I've been following this as I have high hopes.
I've tried a few raspberry pi competitors over the years and they all look amazing on paper, but they're often not very useful in practice because of limited software support. They're often use proprietary graphics cars and other bits that have poor linux kernel support so you're stuck with whatever support the manufacturer gives you. I'm still steamed that ODroid end-of-lifed a few boards before actually fixing most of my hardware support problems with them. These problems become especially acute if you need these boxes to do anything graphical or audio related (as opposed to just being a headless server somewhere).
The reason the raspberry pi has done so well is because there's a huge community supporting it and it's a stable platform. Unlike some competing SBC's the pi's hardware support just keeps getting better year after year and they've almost got a completely open graphics driver which would allow you to run one entirely from the mainline kernel which would effectively ensure indefinite support.

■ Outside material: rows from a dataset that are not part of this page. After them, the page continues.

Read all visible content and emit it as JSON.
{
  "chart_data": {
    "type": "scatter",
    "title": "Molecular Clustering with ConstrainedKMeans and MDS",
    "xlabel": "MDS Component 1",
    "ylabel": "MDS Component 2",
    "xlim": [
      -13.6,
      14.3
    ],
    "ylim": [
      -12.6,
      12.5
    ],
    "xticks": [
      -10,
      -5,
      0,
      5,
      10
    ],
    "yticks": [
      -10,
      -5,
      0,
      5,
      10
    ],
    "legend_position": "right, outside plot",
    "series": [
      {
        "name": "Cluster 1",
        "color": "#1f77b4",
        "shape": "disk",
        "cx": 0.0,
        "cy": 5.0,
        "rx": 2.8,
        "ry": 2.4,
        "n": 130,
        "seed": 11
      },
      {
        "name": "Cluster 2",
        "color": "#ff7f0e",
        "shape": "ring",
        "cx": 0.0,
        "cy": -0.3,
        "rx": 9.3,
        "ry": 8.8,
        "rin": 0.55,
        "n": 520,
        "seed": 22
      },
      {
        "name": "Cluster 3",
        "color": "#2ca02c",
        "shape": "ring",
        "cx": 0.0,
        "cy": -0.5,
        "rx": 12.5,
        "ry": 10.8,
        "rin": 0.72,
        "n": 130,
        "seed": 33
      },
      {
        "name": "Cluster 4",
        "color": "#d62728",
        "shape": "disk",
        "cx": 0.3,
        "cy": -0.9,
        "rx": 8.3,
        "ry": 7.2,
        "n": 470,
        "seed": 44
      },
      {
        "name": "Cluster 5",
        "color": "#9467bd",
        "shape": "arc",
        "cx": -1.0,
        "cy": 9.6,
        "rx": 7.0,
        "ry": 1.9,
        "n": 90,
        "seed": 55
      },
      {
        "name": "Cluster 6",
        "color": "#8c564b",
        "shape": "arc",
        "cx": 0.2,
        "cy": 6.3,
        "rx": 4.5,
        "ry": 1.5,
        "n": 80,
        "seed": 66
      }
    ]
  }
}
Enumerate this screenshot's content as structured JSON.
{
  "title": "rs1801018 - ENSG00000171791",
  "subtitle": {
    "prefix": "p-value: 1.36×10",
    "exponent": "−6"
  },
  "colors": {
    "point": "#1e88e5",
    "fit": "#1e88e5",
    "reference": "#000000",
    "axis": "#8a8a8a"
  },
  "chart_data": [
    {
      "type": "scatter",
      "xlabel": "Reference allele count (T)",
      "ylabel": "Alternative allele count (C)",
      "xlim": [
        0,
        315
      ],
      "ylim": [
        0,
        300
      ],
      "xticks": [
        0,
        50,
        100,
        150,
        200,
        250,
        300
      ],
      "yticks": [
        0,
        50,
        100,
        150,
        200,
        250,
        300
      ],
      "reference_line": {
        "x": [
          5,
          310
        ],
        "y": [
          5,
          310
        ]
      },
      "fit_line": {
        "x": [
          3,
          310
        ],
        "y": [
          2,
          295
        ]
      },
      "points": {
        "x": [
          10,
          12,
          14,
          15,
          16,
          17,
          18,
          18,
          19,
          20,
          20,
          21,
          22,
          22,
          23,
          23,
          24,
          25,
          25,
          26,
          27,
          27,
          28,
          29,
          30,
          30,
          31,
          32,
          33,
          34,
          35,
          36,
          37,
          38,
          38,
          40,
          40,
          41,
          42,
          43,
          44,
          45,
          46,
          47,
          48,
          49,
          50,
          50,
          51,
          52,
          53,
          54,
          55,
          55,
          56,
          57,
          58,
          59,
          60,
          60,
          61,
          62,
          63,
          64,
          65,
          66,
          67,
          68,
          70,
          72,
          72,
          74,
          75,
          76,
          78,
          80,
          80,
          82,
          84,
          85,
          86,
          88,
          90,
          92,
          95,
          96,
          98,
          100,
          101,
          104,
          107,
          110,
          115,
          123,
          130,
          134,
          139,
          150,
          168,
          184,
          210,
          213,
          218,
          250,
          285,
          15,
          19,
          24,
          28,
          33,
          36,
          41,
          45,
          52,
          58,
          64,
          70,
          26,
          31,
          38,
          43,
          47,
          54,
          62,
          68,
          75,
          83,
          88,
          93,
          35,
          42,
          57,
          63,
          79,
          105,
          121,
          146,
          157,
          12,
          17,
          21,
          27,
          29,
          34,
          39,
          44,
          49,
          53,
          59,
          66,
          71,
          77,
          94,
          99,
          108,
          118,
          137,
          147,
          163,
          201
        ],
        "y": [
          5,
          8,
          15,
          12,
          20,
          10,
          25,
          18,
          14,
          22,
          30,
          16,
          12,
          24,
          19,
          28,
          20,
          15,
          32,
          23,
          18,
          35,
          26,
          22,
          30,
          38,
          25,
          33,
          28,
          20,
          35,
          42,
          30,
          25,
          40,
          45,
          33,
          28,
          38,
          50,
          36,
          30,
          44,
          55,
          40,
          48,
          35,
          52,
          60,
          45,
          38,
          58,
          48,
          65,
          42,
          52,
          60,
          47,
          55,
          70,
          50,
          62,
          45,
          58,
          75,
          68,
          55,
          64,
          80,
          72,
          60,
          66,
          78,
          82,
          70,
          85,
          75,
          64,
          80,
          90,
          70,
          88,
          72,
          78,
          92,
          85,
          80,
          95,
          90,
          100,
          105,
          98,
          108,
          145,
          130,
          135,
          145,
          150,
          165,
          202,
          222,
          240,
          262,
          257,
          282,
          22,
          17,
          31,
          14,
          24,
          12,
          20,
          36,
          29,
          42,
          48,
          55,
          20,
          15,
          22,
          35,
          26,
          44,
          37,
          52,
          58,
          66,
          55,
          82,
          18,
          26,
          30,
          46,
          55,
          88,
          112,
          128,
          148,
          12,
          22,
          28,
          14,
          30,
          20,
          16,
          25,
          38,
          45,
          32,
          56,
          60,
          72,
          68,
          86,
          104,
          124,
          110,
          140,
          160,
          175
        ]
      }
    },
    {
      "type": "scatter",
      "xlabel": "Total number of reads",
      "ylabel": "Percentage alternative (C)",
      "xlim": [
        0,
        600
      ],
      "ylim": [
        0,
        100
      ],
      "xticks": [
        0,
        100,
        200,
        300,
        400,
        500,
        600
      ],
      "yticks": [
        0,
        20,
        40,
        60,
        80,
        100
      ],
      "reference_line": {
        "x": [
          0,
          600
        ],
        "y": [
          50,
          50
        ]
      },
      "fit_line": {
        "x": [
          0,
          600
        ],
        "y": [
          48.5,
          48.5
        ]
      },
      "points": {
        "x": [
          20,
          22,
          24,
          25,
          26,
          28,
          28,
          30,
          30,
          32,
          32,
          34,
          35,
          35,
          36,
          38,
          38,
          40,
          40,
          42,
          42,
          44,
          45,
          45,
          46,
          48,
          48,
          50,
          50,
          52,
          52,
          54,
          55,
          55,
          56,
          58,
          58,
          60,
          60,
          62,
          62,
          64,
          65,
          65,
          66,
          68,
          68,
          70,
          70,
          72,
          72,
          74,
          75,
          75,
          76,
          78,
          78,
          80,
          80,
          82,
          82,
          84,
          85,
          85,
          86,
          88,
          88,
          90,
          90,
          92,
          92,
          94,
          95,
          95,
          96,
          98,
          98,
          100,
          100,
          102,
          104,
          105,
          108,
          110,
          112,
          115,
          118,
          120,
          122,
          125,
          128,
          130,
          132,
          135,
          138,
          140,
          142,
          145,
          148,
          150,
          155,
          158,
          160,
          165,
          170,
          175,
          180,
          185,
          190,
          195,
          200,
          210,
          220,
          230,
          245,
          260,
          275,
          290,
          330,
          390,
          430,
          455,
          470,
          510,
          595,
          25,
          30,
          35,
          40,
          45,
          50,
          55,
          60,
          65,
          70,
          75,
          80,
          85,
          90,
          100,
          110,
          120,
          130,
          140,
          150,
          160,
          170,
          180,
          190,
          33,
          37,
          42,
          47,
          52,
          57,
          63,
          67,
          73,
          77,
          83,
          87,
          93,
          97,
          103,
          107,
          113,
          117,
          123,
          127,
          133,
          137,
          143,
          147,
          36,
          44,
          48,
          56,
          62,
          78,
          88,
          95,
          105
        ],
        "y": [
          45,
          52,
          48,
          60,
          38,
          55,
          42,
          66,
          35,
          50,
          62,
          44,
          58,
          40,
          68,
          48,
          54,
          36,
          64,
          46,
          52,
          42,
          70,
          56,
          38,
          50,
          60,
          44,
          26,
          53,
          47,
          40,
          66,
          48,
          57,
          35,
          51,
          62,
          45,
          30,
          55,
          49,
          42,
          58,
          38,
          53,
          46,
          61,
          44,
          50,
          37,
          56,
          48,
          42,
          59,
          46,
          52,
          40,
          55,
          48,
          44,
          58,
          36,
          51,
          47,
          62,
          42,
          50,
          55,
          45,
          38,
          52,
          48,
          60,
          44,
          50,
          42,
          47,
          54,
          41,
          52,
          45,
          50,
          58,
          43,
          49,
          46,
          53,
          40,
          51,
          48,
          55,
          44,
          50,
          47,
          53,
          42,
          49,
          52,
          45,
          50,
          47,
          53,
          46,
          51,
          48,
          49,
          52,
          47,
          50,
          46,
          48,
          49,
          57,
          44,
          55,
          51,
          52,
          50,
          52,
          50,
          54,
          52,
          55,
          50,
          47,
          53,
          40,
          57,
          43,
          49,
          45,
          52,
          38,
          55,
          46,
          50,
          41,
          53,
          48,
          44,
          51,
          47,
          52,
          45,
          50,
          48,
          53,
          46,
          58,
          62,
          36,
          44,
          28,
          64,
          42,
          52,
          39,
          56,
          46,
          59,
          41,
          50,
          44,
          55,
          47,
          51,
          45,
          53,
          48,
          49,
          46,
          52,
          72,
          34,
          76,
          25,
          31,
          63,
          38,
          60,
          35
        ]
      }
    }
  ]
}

There are very few other SBC's in the space that come anywhere close to having that kind of support, mostly because they're either: 1) produced by small companies with fairly limited resources, 2) or are targeting an industrial market (where graphics and sound aren't really important)
I'm excited that a big hardware manufacturer like Asus is entering the space, as they have a strong motherboard business and can wrangle hardware vendors. They have the resources to actually make it more likely their board will get decent support if they sell any at all. Everyone is complaining that the price is twice that of an Odroid C2 for similar specs, but people are discounting how miserable Odroid's software support has historically been. If it actually works (and keeps working), it'll be worth the price.